Thursday, April 9, 2015

BULL – REVIEW OF BARTLETT PLAY AT COAL MINE

Diana Bentley as Isobel and Damon Runyan as Tony in Bull – Photo: Michael Cooper

Reviewed by James Karas

Bull is a new play by Mike Bartlett that provides the type of powerful examination of corporate morality with superb acting that one looks for in the theatre.

The play is produced by Coal Mine Theatre at The Coal Mine and if you have not heard of the company or the theatre it is because they are quite new. The theatre is in a basement on Danforth Avenue, in Toronto’s Greektown and this is the company’s second production.

As you enter the theatre, you see that the playing area is enclosed by a net. You expect to see a few bouts of the Ultimate Fighting Championship where brutality and bloodshed pass for a sport. Bull is the moral and office equivalent of a 55-minute UFC bout and the end is very similar to it.

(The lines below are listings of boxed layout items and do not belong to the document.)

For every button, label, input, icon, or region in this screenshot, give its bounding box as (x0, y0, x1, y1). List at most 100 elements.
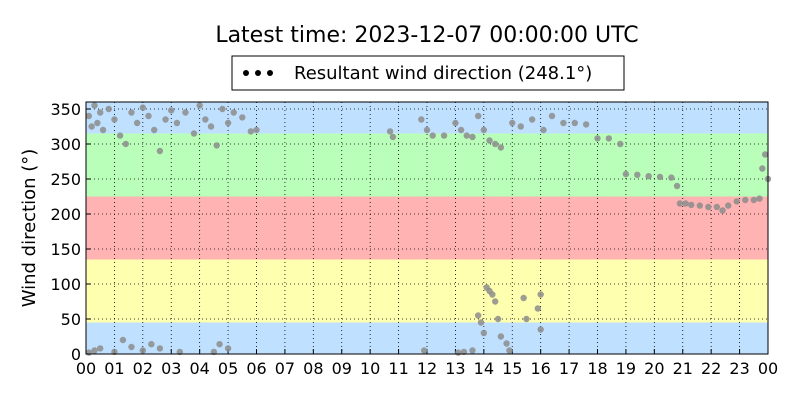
point (617, 140, 624, 148)
x-tick-label: 10 (360, 359, 380, 378)
point (492, 298, 499, 305)
point (668, 174, 675, 181)
point (418, 116, 425, 123)
x-tick-label: 12 (417, 359, 437, 378)
point (219, 105, 226, 113)
point (534, 305, 542, 312)
y-tick-label: 0 (71, 345, 81, 364)
plot-frame (85, 101, 769, 355)
point (656, 173, 664, 181)
point (520, 294, 527, 302)
point (429, 132, 436, 139)
y-tick-label: 300 (50, 135, 81, 154)
point (560, 119, 567, 127)
legend-label: Resultant wind direction (248.1°) (294, 63, 592, 84)
point (128, 343, 135, 351)
point (239, 114, 246, 121)
y-tick-label: 200 (50, 205, 81, 224)
x-tick-label: 09 (332, 359, 352, 378)
point (469, 347, 476, 354)
point (463, 132, 470, 139)
point (253, 126, 260, 134)
legend-marker (243, 70, 249, 76)
point (133, 119, 141, 127)
point (420, 347, 428, 354)
point (119, 336, 127, 344)
point (182, 109, 189, 116)
point (477, 319, 485, 326)
x-tick-label: 22 (701, 359, 721, 378)
point (759, 165, 766, 172)
point (719, 207, 726, 214)
point (742, 196, 749, 204)
point (460, 348, 468, 356)
x-tick-label: 17 (559, 359, 579, 378)
point (682, 200, 689, 207)
point (213, 142, 220, 149)
point (696, 202, 703, 209)
x-tick-label: 00 (758, 359, 778, 378)
point (474, 312, 482, 319)
point (452, 119, 459, 127)
point (202, 116, 209, 123)
point (480, 126, 488, 134)
point (139, 104, 147, 111)
legend-marker (255, 70, 261, 76)
point (605, 135, 613, 142)
point (97, 109, 104, 116)
y-tick-label: 50 (61, 310, 81, 329)
point (503, 340, 510, 347)
point (122, 140, 129, 148)
point (750, 196, 757, 204)
point (688, 201, 695, 209)
point (173, 119, 181, 127)
point (145, 112, 152, 120)
x-tick-label: 06 (246, 359, 266, 378)
point (582, 121, 590, 128)
point (162, 116, 169, 123)
point (634, 171, 641, 178)
point (705, 203, 712, 211)
x-tick-label: 11 (388, 359, 408, 378)
point (540, 126, 547, 134)
point (224, 345, 232, 352)
point (207, 123, 215, 130)
x-tick-label: 14 (474, 359, 494, 378)
point (386, 128, 394, 135)
point (128, 109, 135, 116)
point (440, 132, 448, 139)
point (537, 326, 544, 333)
point (88, 123, 95, 130)
point (97, 345, 104, 352)
point (139, 347, 147, 354)
point (523, 315, 530, 323)
y-tick-label: 150 (50, 240, 81, 259)
point (761, 151, 769, 158)
point (571, 119, 578, 127)
point (506, 347, 513, 354)
chart-title: Latest time: 2023-12-07 00:00:00 UTC (215, 23, 638, 48)
point (489, 291, 496, 298)
x-tick-label: 05 (218, 359, 238, 378)
point (85, 112, 93, 120)
point (116, 132, 124, 139)
point (91, 347, 98, 354)
y-axis-label: Wind direction (°) (19, 149, 40, 308)
point (645, 173, 652, 180)
legend-marker (267, 70, 273, 76)
point (168, 107, 175, 114)
point (756, 195, 763, 202)
point (622, 170, 630, 178)
point (494, 315, 502, 323)
point (196, 102, 203, 109)
x-tick-label: 23 (729, 359, 749, 378)
point (230, 109, 237, 116)
point (548, 112, 556, 120)
x-tick-label: 07 (275, 359, 295, 378)
point (111, 116, 118, 123)
point (176, 348, 183, 356)
point (457, 126, 465, 134)
point (105, 105, 112, 113)
point (216, 341, 223, 348)
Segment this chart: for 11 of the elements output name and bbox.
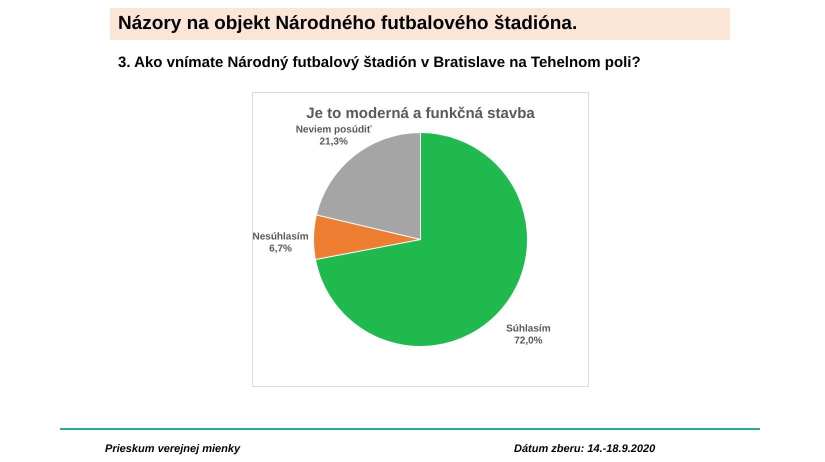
data-label: 21,3% — [319, 136, 348, 148]
data-label: 72,0% — [514, 336, 543, 347]
slice-label: Nesúhlasím — [252, 231, 309, 242]
slice-label: Neviem posúdiť — [296, 124, 372, 136]
chart-subtitle: 3. Ako vnímate Národný futbalový štadión v Bratislave na Tehelnom poli? — [118, 54, 641, 71]
text: Prieskum verejnej mienky — [105, 443, 240, 455]
text: Je to moderná a funkčná stavba — [306, 105, 536, 122]
text: Dátum zberu: 14.-18.9.2020 — [514, 443, 656, 455]
chart-title: Názory na objekt Národného futbalového štadióna. — [110, 8, 730, 40]
slice-label: Súhlasím — [506, 324, 551, 335]
data-label: 6,7% — [269, 243, 292, 254]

The set is in fact an ordinary office where three employees are waiting for the boss to axe one of them. This is capitalism and to say it’s a dog-eat-dog world may be unduly offensive to canines. We have Tony (Damon Runyan), tall, handsome, arrogant, athletic, amoral and brutal. His partner in assassination is Isobel (Diana Bentley), tall, beautiful, confident, amoral and vicious.

These two UFC fighters have their victim in the arena and his demolition is inevitable. Tom who asks to be called Thomas (Ryan Rogerson) is short, chubby, ineffectual and a fighter who will eventually bang his hand on the boards to signal his utter surrender.   

Isobel and Tony take jabs at Tom, push him around, humiliate him and indeed have fun in the knowledge of their eventual triumph. Tom does try to resist but his fighting skills are pathetically limited and he is constantly thrown off his feet.

Carter, the boss, (Mark Caven) arrives to deliver the verdict on who will be eliminated and, of course, he chooses Tom after adding further humiliation. He cannot even remember Tom’s name.

Tom attempts to save some shreds of dignity by engaging or trying to engage Isobel in a physical fight. This is UFC come to the theatre. The fight ends in true UFC style with blood being shed. In keeping with the title of the play, the fight between Isobel and Tom is given the indicia of a bullfight. The atmosphere and violence of the play make bullfights look civilized and I prefer the UFC image. 

The cast gave some superlative acting. Caven as the superior boss, Runyan and Bentley as the astonishingly brutal fighters and Rogerson as the pathetic Tom make for fine theatre. David Ferry directs this marvelous production.

This is The Coal Mine’s second production. Their third production will be August Strindberg’s Creditors, adapted by David Grieg and directed by Rae Ellen Bodie. Creditors will run from April 17 to May 17, 2014 at the Coal Mine.